Importantly, Norton DCJ accepted that there was suspicion that Mr Tran was not in the vehicle at the time of the accident but that the insurer had not established the "requisite level of proof" to demonstrate he was not in the vehicle

The insurer appealed.

Decision

The essential issue on appeal was whether the primary judge erred in in the evaluation of the evidence of the witnesses causing her Honour to wrongly conclude Mr Tran was a passenger in Ms Nguyen's vehicle at the time of the accident and thus erred in awarding him damages.

President Beazley (with AJA and Bellew J agreeing) determined the trial judge erred.

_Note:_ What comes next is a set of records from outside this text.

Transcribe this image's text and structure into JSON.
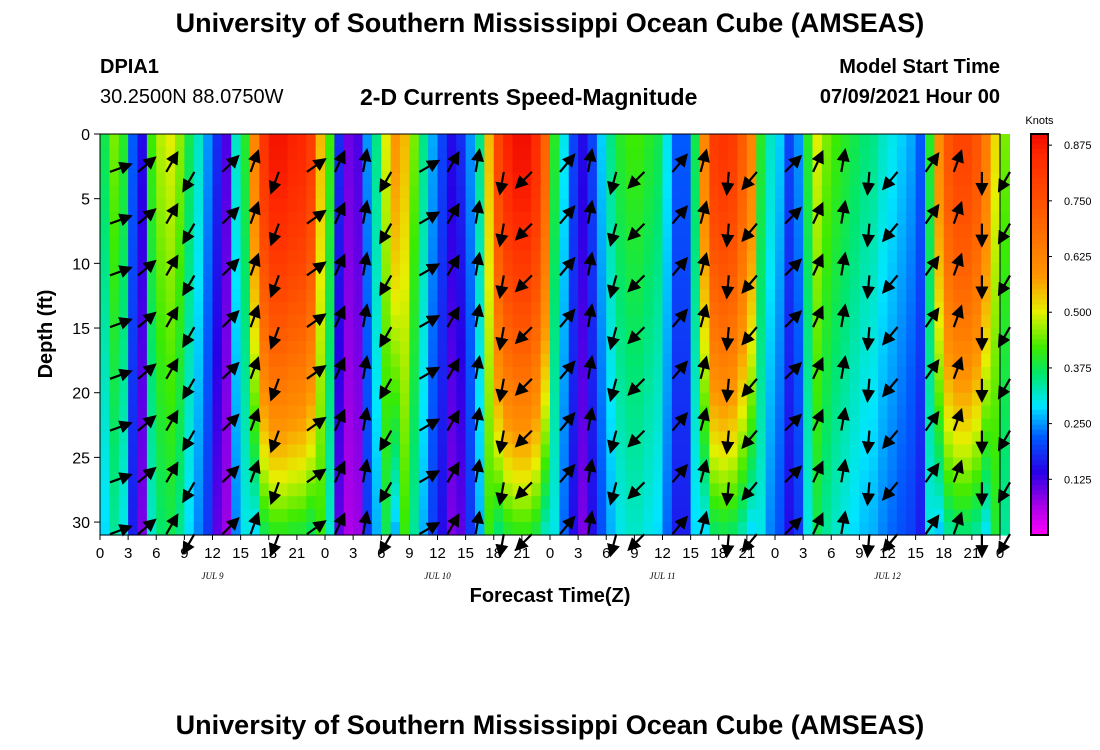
{
  "header": {
    "title": "University of Southern Mississippi Ocean Cube (AMSEAS)",
    "station": "DPIA1",
    "coords": "30.2500N  88.0750W",
    "subtitle": "2-D Currents Speed-Magnitude",
    "model_start_label": "Model Start Time",
    "model_start_value": "07/09/2021 Hour 00"
  },
  "footer": {
    "title": "University of Southern Mississippi Ocean Cube (AMSEAS)"
  },
  "chart_data": {
    "type": "heatmap",
    "xlabel": "Forecast Time(Z)",
    "ylabel": "Depth (ft)",
    "x_ticks": [
      "0",
      "3",
      "6",
      "9",
      "12",
      "15",
      "18",
      "21",
      "0",
      "3",
      "6",
      "9",
      "12",
      "15",
      "18",
      "21",
      "0",
      "3",
      "6",
      "9",
      "12",
      "15",
      "18",
      "21",
      "0",
      "3",
      "6",
      "9",
      "12",
      "15",
      "18",
      "21",
      "0"
    ],
    "x_range_hours": [
      0,
      96
    ],
    "day_labels": [
      "JUL 9",
      "JUL 10",
      "JUL 11",
      "JUL 12"
    ],
    "y_ticks": [
      0,
      5,
      10,
      15,
      20,
      25,
      30
    ],
    "ylim": [
      0,
      31
    ],
    "colorbar": {
      "label": "Knots",
      "range": [
        0,
        0.9
      ],
      "ticks": [
        "0.875",
        "0.750",
        "0.625",
        "0.500",
        "0.375",
        "0.250",
        "0.125"
      ],
      "tick_values": [
        0.875,
        0.75,
        0.625,
        0.5,
        0.375,
        0.25,
        0.125
      ]
    },
    "speed_surface_max_by_hour": [
      0.38,
      0.45,
      0.4,
      0.22,
      0.15,
      0.42,
      0.48,
      0.5,
      0.46,
      0.38,
      0.32,
      0.25,
      0.18,
      0.12,
      0.32,
      0.4,
      0.62,
      0.82,
      0.88,
      0.88,
      0.86,
      0.85,
      0.8,
      0.55,
      0.42,
      0.18,
      0.1,
      0.12,
      0.25,
      0.35,
      0.5,
      0.58,
      0.55,
      0.45,
      0.35,
      0.26,
      0.2,
      0.15,
      0.18,
      0.25,
      0.35,
      0.55,
      0.78,
      0.86,
      0.89,
      0.89,
      0.84,
      0.7,
      0.4,
      0.3,
      0.2,
      0.15,
      0.2,
      0.28,
      0.35,
      0.4,
      0.42,
      0.42,
      0.4,
      0.38,
      0.3,
      0.22,
      0.22,
      0.38,
      0.62,
      0.8,
      0.82,
      0.8,
      0.72,
      0.62,
      0.4,
      0.32,
      0.28,
      0.2,
      0.25,
      0.4,
      0.5,
      0.45,
      0.42,
      0.4,
      0.38,
      0.36,
      0.35,
      0.32,
      0.3,
      0.28,
      0.26,
      0.22,
      0.4,
      0.6,
      0.74,
      0.78,
      0.78,
      0.74,
      0.64,
      0.52,
      0.45
    ],
    "vector_times_hours": [
      0,
      3,
      6,
      9,
      12,
      15,
      18,
      21,
      24,
      27,
      30,
      33,
      36,
      39,
      42,
      45,
      48,
      51,
      54,
      57,
      60,
      63,
      66,
      69,
      72,
      75,
      78,
      81,
      84,
      87,
      90,
      93,
      96
    ],
    "vector_depths_ft": [
      2,
      6,
      10,
      14,
      18,
      22,
      26,
      30
    ],
    "vector_direction_deg_by_time": [
      70,
      60,
      55,
      50,
      45,
      40,
      30,
      195,
      200,
      210,
      220,
      50,
      45,
      40,
      30,
      20,
      85,
      100,
      200,
      210,
      220,
      55,
      45,
      35,
      25,
      20,
      15,
      10,
      175,
      190,
      210,
      220,
      230,
      60,
      50,
      40,
      30,
      25,
      20,
      10,
      5,
      170,
      190,
      205,
      215,
      225,
      60,
      50,
      40,
      35,
      25,
      10,
      175,
      180,
      195,
      205,
      215,
      225,
      60,
      50,
      40,
      30,
      25,
      15,
      10,
      180,
      185,
      200,
      210,
      220,
      230,
      55,
      45,
      40,
      30,
      25,
      20,
      15,
      10,
      5,
      175,
      185,
      200,
      210,
      220,
      45,
      40,
      35,
      30,
      25,
      20,
      15,
      10,
      180,
      190,
      200,
      210
    ]
  }
}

  1. The difficulty that I have perceived with her Honour’s approach is underscored by the manner in which she applied the Evidence Act, s 140. Her Honour observed, at [124], that if the appellant’s denial was made out, it would mean that the respondent and his two witnesses had committed perjury, had engaged in a conspiracy and that the MACA, ss 117 and 118 would be brought into play. Her Honour then referred to the Evidence Act, s 140 and to FTZK v Minister for Immigration and Border Protection and, in particular, to the observation of French CJ and Gageler J, at [12], that when considering the standard of proof, the “requisite degree of satisfaction is informed by the seriousness of the allegation”. This was a reference to the principle in Briginshaw v Briginshaw (1938) 60 CLR 336; [1938] HCA 34, which, it is accepted is now encompassed in s 140(2)(c).
  2. Her Honour, at [125], then dealt directly with the defence, noting that its effect was an allegation that the respondent’s claim was fraudulent. This, she said, was a “grave allegation”, such that it had to be proved by “‘clear or cogent or strict proof’ in order to make out on the balance of probabilities [that] allegation”, citing New South Wales v Hathaway at [263]….
  1. There are two problems with her Honour’s conclusion. First, the various matters to which her Honour had regard in the preceding paragraphs, which she considered reduced the weight of the evidence of the appellant’s witnesses, were matters which, in the main, were not raised in the course of the hearing, were not the subject of evidence and, in most respects, were matters of speculation. There were matters that might have had some impact on the weight of the evidence of Mr Kian and Ms D’Albora, including that they had discussed the event between themselves and that prior to giving their statements to the investigator, there had been numerous calls from the insurer. However, it was not put to Mr Kian at any stage in the proceedings that he may have been influenced by the questions asked.
  2. Secondly, her Honour’s observation that it had not been established to the requisite level that the respondent was not in the vehicle, reiterated the error that I consider she made at [125] as to the question of onus. As I have said, the appellant did not have to establish that the respondent was not in the vehicle. It was for the respondent to establish that he was. That question had to be determined on the whole of the evidence.

In summary, the Court of Appeal determined:

  1. The trial judge had approached the task of fact finding in a 'segmented' approach, which is incorrect. The question had to be determined on the whole of the evidence.
  2. The onus is on the plaintiff to establish he was a passenger in the vehicle on the balance of probabilities, rather than for the insurer to prove he was not present in the vehicle.

The Court of Appeal granted leave to appeal and allowed the appeal.

Why this case is important

The Court of Appeal has provided useful guidance on the onus of proof in cases involving potentially phantom passengers.

The Court of Appeal has confirmed that the onus is on the claimant to prove all elements of the claim, including that they were present in the vehicle when the accident occurred.

The onus is not on the insurer to prove that the claimant was not in the vehicle.

The standard of proof remains the balance of probabilities.